Après avoir, à regret et bien trop tôt, refermé "Les derniers jours de
Paul Verlaine", l'on ne peut pas se séparer si aisément de la vision de "ce
Verlaine douloureux, boitant en archange foudroyé, et fait comme un voleur" qui nous y a été présentée.
Dorénavant on la préférera toujours à celle du "
Verlaine officiel créé depuis par les braves gens scrupuleux".
"Les derniers jours de
Paul Verlaine", vénérable ouvrage du "
Mercure de France" paru en 1911, est signé Frédéric-Auguste Cazals et
Gustave le Rouge.
Les deux auteurs ont été des amis intimes et sincères du grand poète.
Maurice Barrès prétend, dans sa brillante préface, qu'une telle biographie étreint le coeur.
Tout au moins inspire-t-elle sympathie et respect pour le "pauvre Lelian*" et indulgence pour ses mortelles faiblesses.
"N'est-ce pas servir la gloire du génial poète que de dire toute la vérité ?"
L'ouvrage est d'une richesse désintéressée.

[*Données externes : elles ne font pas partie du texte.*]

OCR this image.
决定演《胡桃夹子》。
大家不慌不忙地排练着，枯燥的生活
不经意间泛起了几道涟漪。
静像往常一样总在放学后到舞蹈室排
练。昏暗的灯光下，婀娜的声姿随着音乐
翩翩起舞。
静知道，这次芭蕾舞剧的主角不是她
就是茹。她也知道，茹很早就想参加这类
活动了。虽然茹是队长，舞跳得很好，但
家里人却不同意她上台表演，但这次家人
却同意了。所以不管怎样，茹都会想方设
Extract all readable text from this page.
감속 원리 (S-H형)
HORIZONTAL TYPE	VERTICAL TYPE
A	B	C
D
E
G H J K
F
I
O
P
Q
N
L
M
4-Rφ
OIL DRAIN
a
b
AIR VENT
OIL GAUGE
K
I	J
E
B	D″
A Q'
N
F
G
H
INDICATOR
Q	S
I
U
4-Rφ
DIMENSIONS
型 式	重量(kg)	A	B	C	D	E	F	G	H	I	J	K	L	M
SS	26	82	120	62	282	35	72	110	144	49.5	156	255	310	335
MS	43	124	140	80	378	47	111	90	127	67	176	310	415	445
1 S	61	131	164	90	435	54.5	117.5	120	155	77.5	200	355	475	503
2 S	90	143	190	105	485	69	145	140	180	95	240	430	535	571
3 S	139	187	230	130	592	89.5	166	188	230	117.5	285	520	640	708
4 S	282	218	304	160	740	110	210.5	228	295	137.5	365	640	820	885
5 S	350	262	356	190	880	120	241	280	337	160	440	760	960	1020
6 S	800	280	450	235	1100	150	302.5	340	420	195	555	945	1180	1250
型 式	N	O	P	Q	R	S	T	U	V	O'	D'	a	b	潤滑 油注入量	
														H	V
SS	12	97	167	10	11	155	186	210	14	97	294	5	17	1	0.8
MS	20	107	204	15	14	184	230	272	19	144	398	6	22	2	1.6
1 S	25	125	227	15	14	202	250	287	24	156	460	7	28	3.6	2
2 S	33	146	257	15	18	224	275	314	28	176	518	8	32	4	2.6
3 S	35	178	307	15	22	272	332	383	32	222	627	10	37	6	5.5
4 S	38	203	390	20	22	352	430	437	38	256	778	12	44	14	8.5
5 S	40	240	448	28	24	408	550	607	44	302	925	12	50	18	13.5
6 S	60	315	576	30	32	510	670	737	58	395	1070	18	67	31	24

On y sent l'affection que portent à
Verlaine les deux auteurs ...
Jamais soleil d'hiver ne brilla plus radieux dans un ciel plus pur que ce jour des funérailles de
Verlaine.
Devant la douloureuse perte qu'éprouvait la poésie française, la foule était recueillie et grave.
Quinze pages du registre, posé chez le papetier d'en bas, furent bientôt couverte des signatures les plus illustres ...
"Les derniers jours de
Paul Verlaine" est, avec "Parnassiens et décadents" et "Le Quartier Latin", un des trois volumes du triptyque qui éclaire l'écrivain qu'était finalement Gustave Lerouge.
Ils sont légion, ceux qui ont écrit sur lui.
Bien peu de ceux-ci l'ont compris.
L'homme, venu de Valognes, a gardé une grande part de son mystère.
Pourtant la courte mais riche biographie que lui a consacré
Francis Lacassin dans "Passager clandestin" est passionnante.
Elle a le mérite de nous parler de l'homme qu'il était.
De nombreux dessins esquissés par
Verlaine lui même, ou par Cazals, enrichissent "Les derniers jours de
Paul Verlaine"
Verlaine a brûlé sa vie dans un triste désordre moral.
Mais Gustave le Rouge et Frédéric-Auguste Cazals ne croient pas qu'un
Verlaine bourgeois ou fonctionnaire modèle n'eut jamais écrit les sublimes vers de "
Sagesse" et de "
Parallèlement".
Ils racontent.
Ils nous présentent le grand poète.
Ils démentent.
Ils ont vécu à l'hôtel Lisbonne avec le "pauvre Lelian*", partagé avec lui des pauvres repas au restaurant de la Huchette et respiré avec lui, au café Procope, cette atmosphère enfumée de fines causeries littéraires.
A leur ouvrage indispensable, un autre est complémentaire.
Celui qu'
Edmond Lepelletier, lui aussi proche du grand poète, a écrit sur la première moitié de la vie de
Verlaine ...
*cet anagramme de
Paul Verlaine est le surnom qu'il se donnait parfois à lui-même.